Alle Ups und Downs geben sich nochmal die Ehre. Die Magenprobleme, die mich schon einmal für Tage ausgeschaltet hatten, kommen mit aller Heftigkeit zurück und mit ihnen alle überwunden geglaubten Zweifel (oder umgekehrt?). Die Angst davor, es vielleicht nun doch nicht zu schaffen. So kurz vor dem Ziel. Das Unbehagen beim Gedanken an Probleme und Verpflichtungen, die zu Hause auf mich warten. Aber so krank kann ich gar nicht nach Hause! Nur weiter geht auch nicht. Nichts geht.
Ich kann mich kaum noch auf den Beinen halten. Die 20 Kilometer bis nach Santiago zu schaffen, scheint mir unmöglich. Finisterre zu Fuss? Schon lange ausser Diskussion.
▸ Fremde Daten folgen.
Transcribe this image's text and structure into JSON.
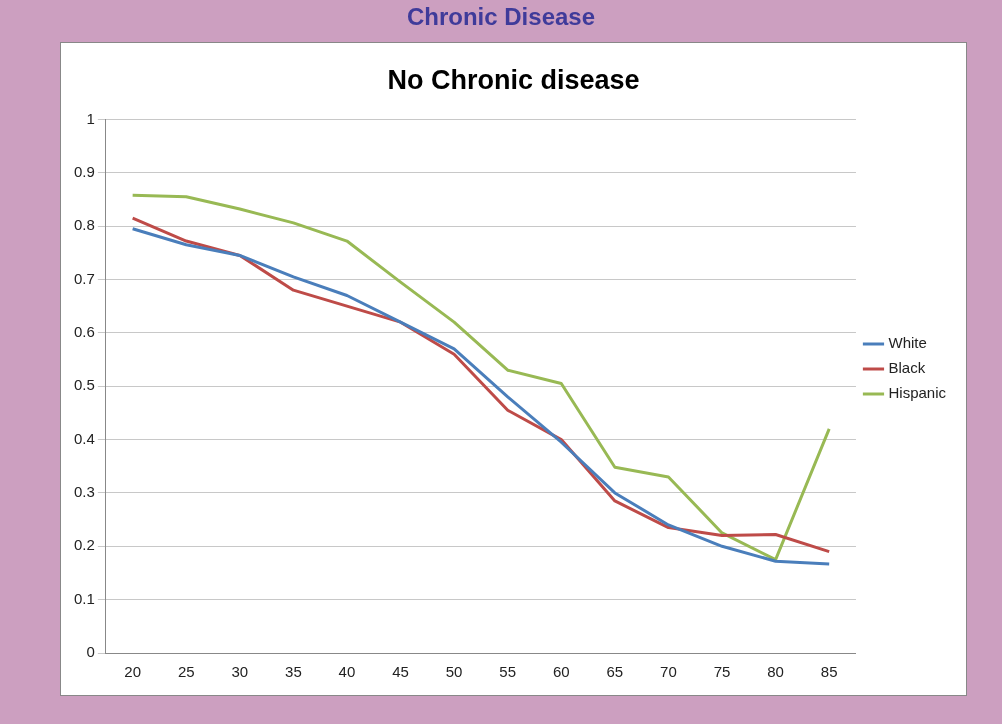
{
  "chart_data": {
    "type": "line",
    "title": "No Chronic disease",
    "annotations": [
      "Chronic Disease"
    ],
    "categories": [
      "20",
      "25",
      "30",
      "35",
      "40",
      "45",
      "50",
      "55",
      "60",
      "65",
      "70",
      "75",
      "80",
      "85"
    ],
    "series": [
      {
        "name": "White",
        "color": "#4a7ebb",
        "values": [
          0.795,
          0.765,
          0.745,
          0.705,
          0.67,
          0.62,
          0.57,
          0.48,
          0.395,
          0.3,
          0.24,
          0.2,
          0.172,
          0.167
        ]
      },
      {
        "name": "Black",
        "color": "#be4b48",
        "values": [
          0.815,
          0.772,
          0.745,
          0.68,
          0.65,
          0.62,
          0.56,
          0.455,
          0.4,
          0.285,
          0.235,
          0.22,
          0.222,
          0.19
        ]
      },
      {
        "name": "Hispanic",
        "color": "#98b954",
        "values": [
          0.858,
          0.855,
          0.832,
          0.806,
          0.772,
          0.695,
          0.62,
          0.53,
          0.505,
          0.348,
          0.33,
          0.225,
          0.175,
          0.42
        ]
      }
    ],
    "ylim": [
      0,
      1
    ],
    "yticks": [
      0,
      0.1,
      0.2,
      0.3,
      0.4,
      0.5,
      0.6,
      0.7,
      0.8,
      0.9,
      1
    ],
    "grid": "y",
    "legend": "right",
    "marker": "none",
    "line_style": "solid"
  }
}
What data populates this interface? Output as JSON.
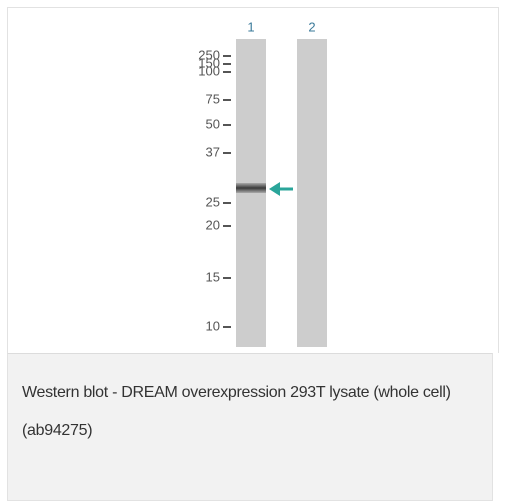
{
  "lanes": [
    "1",
    "2"
  ],
  "markers": [
    "250",
    "150",
    "100",
    "75",
    "50",
    "37",
    "25",
    "20",
    "15",
    "10"
  ],
  "caption": "Western blot - DREAM overexpression 293T lysate (whole cell) (ab94275)"
}
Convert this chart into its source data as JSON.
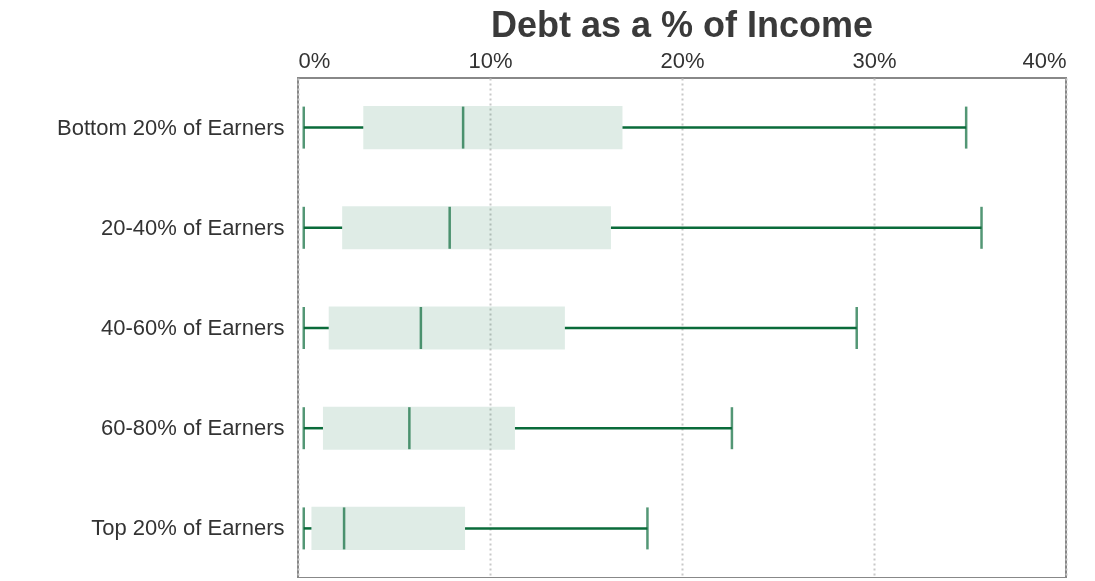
{
  "chart_data": {
    "type": "box",
    "title": "Debt as a % of Income",
    "orientation": "horizontal",
    "categories": [
      "Bottom 20% of Earners",
      "20-40% of Earners",
      "40-60% of Earners",
      "60-80% of Earners",
      "Top 20% of Earners"
    ],
    "series": [
      {
        "color": "#0a6b3a",
        "boxes": [
          {
            "low": 0.3,
            "q1": 3.4,
            "median": 8.6,
            "q3": 16.9,
            "high": 34.8
          },
          {
            "low": 0.3,
            "q1": 2.3,
            "median": 7.9,
            "q3": 16.3,
            "high": 35.6
          },
          {
            "low": 0.3,
            "q1": 1.6,
            "median": 6.4,
            "q3": 13.9,
            "high": 29.1
          },
          {
            "low": 0.3,
            "q1": 1.3,
            "median": 5.8,
            "q3": 11.3,
            "high": 22.6
          },
          {
            "low": 0.3,
            "q1": 0.7,
            "median": 2.4,
            "q3": 8.7,
            "high": 18.2
          }
        ]
      }
    ],
    "xlim": [
      0,
      40
    ],
    "xticks": [
      {
        "value": 0,
        "label": "0%"
      },
      {
        "value": 10,
        "label": "10%"
      },
      {
        "value": 20,
        "label": "20%"
      },
      {
        "value": 30,
        "label": "30%"
      },
      {
        "value": 40,
        "label": "40%"
      }
    ],
    "grid": "x"
  }
}
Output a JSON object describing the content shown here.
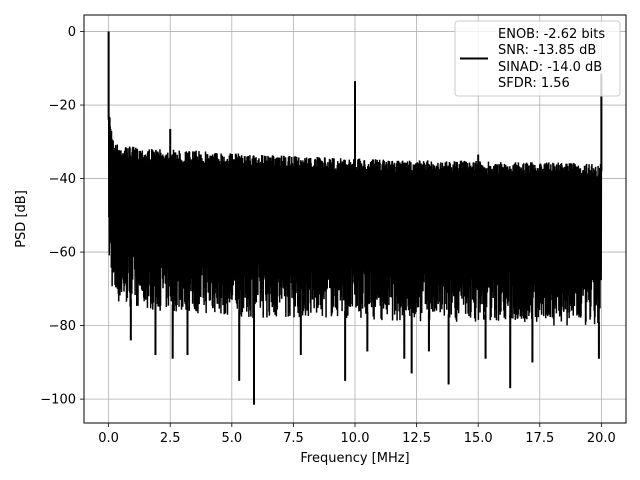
{
  "chart_data": {
    "type": "line",
    "title": "",
    "xlabel": "Frequency [MHz]",
    "ylabel": "PSD [dB]",
    "xlim": [
      -1.0,
      21.0
    ],
    "ylim": [
      -106.5,
      4.5
    ],
    "xticks": [
      0.0,
      2.5,
      5.0,
      7.5,
      10.0,
      12.5,
      15.0,
      17.5,
      20.0
    ],
    "xtick_labels": [
      "0.0",
      "2.5",
      "5.0",
      "7.5",
      "10.0",
      "12.5",
      "15.0",
      "17.5",
      "20.0"
    ],
    "yticks": [
      0,
      -20,
      -40,
      -60,
      -80,
      -100
    ],
    "ytick_labels": [
      "0",
      "−20",
      "−40",
      "−60",
      "−80",
      "−100"
    ],
    "grid": true,
    "color": "#000000",
    "series": [
      {
        "description": "noise floor band; peaks are the tops of the band, troughs the bottoms",
        "x_range": [
          0.0,
          20.0
        ],
        "upper_envelope": [
          [
            0.05,
            -22
          ],
          [
            0.2,
            -30
          ],
          [
            0.5,
            -31
          ],
          [
            2.0,
            -32
          ],
          [
            4.0,
            -32.5
          ],
          [
            6.0,
            -33.5
          ],
          [
            8.0,
            -34
          ],
          [
            10.0,
            -34.5
          ],
          [
            12.0,
            -35
          ],
          [
            14.0,
            -35
          ],
          [
            16.0,
            -35.5
          ],
          [
            18.0,
            -35.5
          ],
          [
            19.9,
            -36
          ]
        ],
        "lower_envelope": [
          [
            0.05,
            -64
          ],
          [
            0.2,
            -74
          ],
          [
            1.0,
            -75
          ],
          [
            2.0,
            -76
          ],
          [
            4.0,
            -77
          ],
          [
            6.0,
            -78
          ],
          [
            8.0,
            -78
          ],
          [
            10.0,
            -78
          ],
          [
            12.0,
            -79
          ],
          [
            14.0,
            -79
          ],
          [
            16.0,
            -79
          ],
          [
            18.0,
            -80
          ],
          [
            19.9,
            -81
          ]
        ],
        "spikes": [
          {
            "x": 0.0,
            "y": 0.0
          },
          {
            "x": 2.5,
            "y": -26.5
          },
          {
            "x": 10.0,
            "y": -13.5
          },
          {
            "x": 15.0,
            "y": -33.5
          },
          {
            "x": 20.0,
            "y": -11.5
          }
        ],
        "deep_dips": [
          {
            "x": 0.9,
            "y": -84
          },
          {
            "x": 1.9,
            "y": -88
          },
          {
            "x": 2.6,
            "y": -89
          },
          {
            "x": 3.2,
            "y": -88
          },
          {
            "x": 5.3,
            "y": -95
          },
          {
            "x": 5.9,
            "y": -101.5
          },
          {
            "x": 7.8,
            "y": -88
          },
          {
            "x": 9.6,
            "y": -95
          },
          {
            "x": 10.5,
            "y": -87
          },
          {
            "x": 12.0,
            "y": -89
          },
          {
            "x": 12.3,
            "y": -93
          },
          {
            "x": 13.0,
            "y": -87
          },
          {
            "x": 13.8,
            "y": -96
          },
          {
            "x": 15.3,
            "y": -89
          },
          {
            "x": 16.3,
            "y": -97
          },
          {
            "x": 17.2,
            "y": -90
          },
          {
            "x": 19.9,
            "y": -89
          }
        ]
      }
    ],
    "legend": {
      "placement": "top-right",
      "lines": [
        "ENOB: -2.62 bits",
        "SNR: -13.85 dB",
        "SINAD: -14.0 dB",
        "SFDR: 1.56"
      ]
    }
  }
}
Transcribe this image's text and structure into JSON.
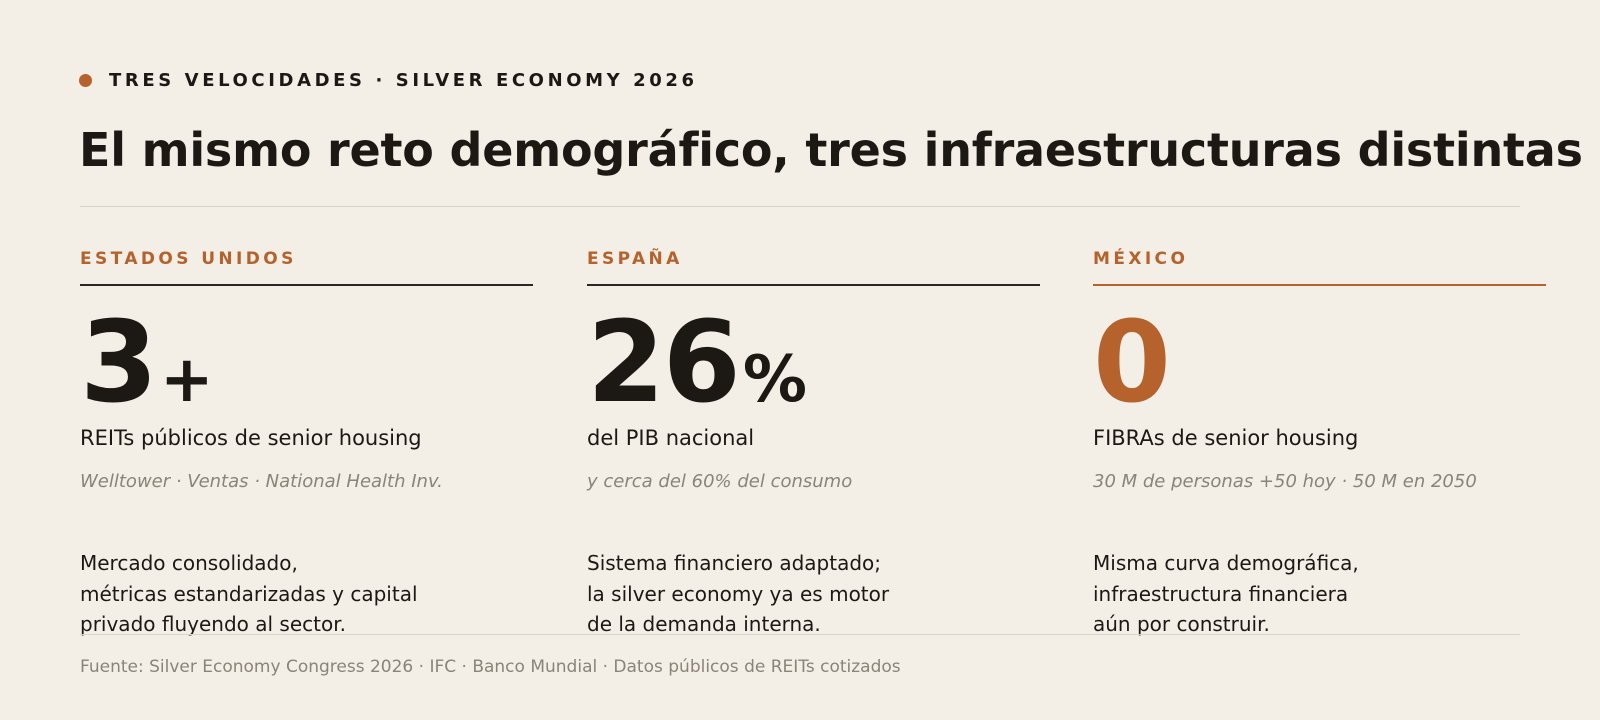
{
  "eyebrow": "TRES VELOCIDADES · SILVER ECONOMY 2026",
  "title": "El mismo reto demográfico, tres infraestructuras distintas",
  "colors": {
    "accent": "#b5622c",
    "background": "#f3efe7",
    "text": "#1c1814",
    "muted": "#8a837a"
  },
  "columns": [
    {
      "country": "ESTADOS UNIDOS",
      "number": "3",
      "suffix": "+",
      "metric": "REITs públicos de senior housing",
      "sub": "Welltower · Ventas · National Health Inv.",
      "desc": [
        "Mercado consolidado,",
        "métricas estandarizadas y capital",
        "privado fluyendo al sector."
      ]
    },
    {
      "country": "ESPAÑA",
      "number": "26",
      "suffix": "%",
      "metric": "del PIB nacional",
      "sub": "y cerca del 60% del consumo",
      "desc": [
        "Sistema financiero adaptado;",
        "la silver economy ya es motor",
        "de la demanda interna."
      ]
    },
    {
      "country": "MÉXICO",
      "number": "0",
      "suffix": "",
      "metric": "FIBRAs de senior housing",
      "sub": "30 M de personas +50 hoy · 50 M en 2050",
      "desc": [
        "Misma curva demográfica,",
        "infraestructura financiera",
        "aún por construir."
      ]
    }
  ],
  "source": "Fuente: Silver Economy Congress 2026 · IFC · Banco Mundial · Datos públicos de REITs cotizados"
}
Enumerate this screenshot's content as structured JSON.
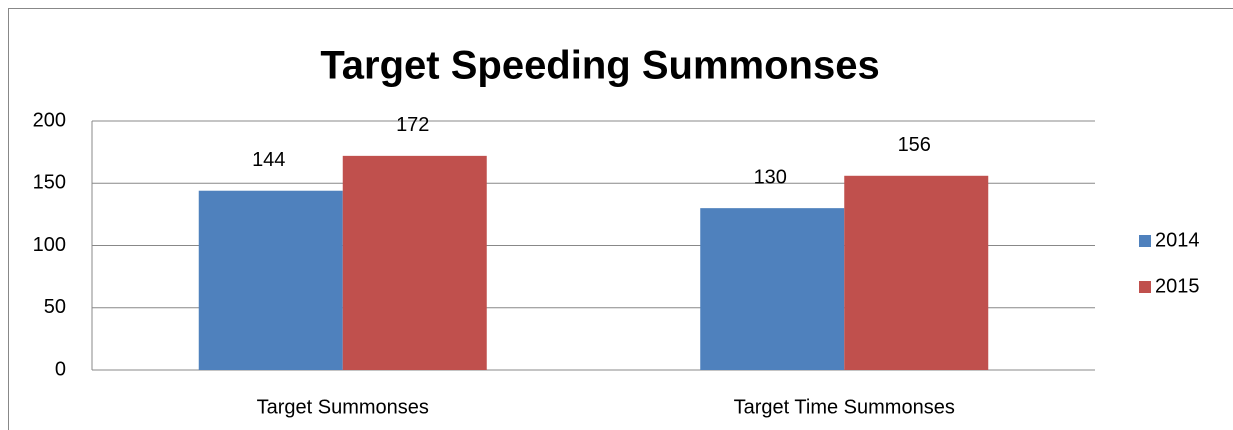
{
  "chart_data": {
    "type": "bar",
    "title": "Target Speeding Summonses",
    "categories": [
      "Target Summonses",
      "Target Time Summonses"
    ],
    "series": [
      {
        "name": "2014",
        "color": "#4f81bd",
        "values": [
          144,
          130
        ]
      },
      {
        "name": "2015",
        "color": "#c0504d",
        "values": [
          172,
          156
        ]
      }
    ],
    "ylim": [
      0,
      200
    ],
    "yticks": [
      0,
      50,
      100,
      150,
      200
    ],
    "grid": true,
    "legend": "right",
    "data_labels": true
  }
}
Am Ende meiner Kräfte interessiert es mich sowieso kaum noch, wann und ob ich wo ankomme. Ich will bloss gesund werden. Bitte nur liegen. Nur warten.

Am nächsten Morgen geht es besser, doch mir scheint, ich habe alle Kräfte, die ich auf dem Weg gewonnen hatte, in diesen paar Stunden wieder verloren. Aber ich will gehen. Und so geht es.
Mein geschundener Körper kommt langsam wieder in die Gänge und auf einmal fühlt es sich an, als ob nie etwas gewesen wäre. Ob das die Vorfreude macht? Schon sehe ich Santiago vom Monte do Gozo aus vor meinen Füssen liegen. So steht es jedenfalls in meinem Führer. Aber nein, das kann doch nicht sein! Das muss irgend eine andere Stadt sein. In diesem Glauben gehe ich weiter bis ich das Ortsschild sehe. Da überwältigt es mich wie andere wohl erst vor der imposanten Kathedrale. Neben mir rauschen Autos und Lastwagen vorbei, ich weine vor Freude.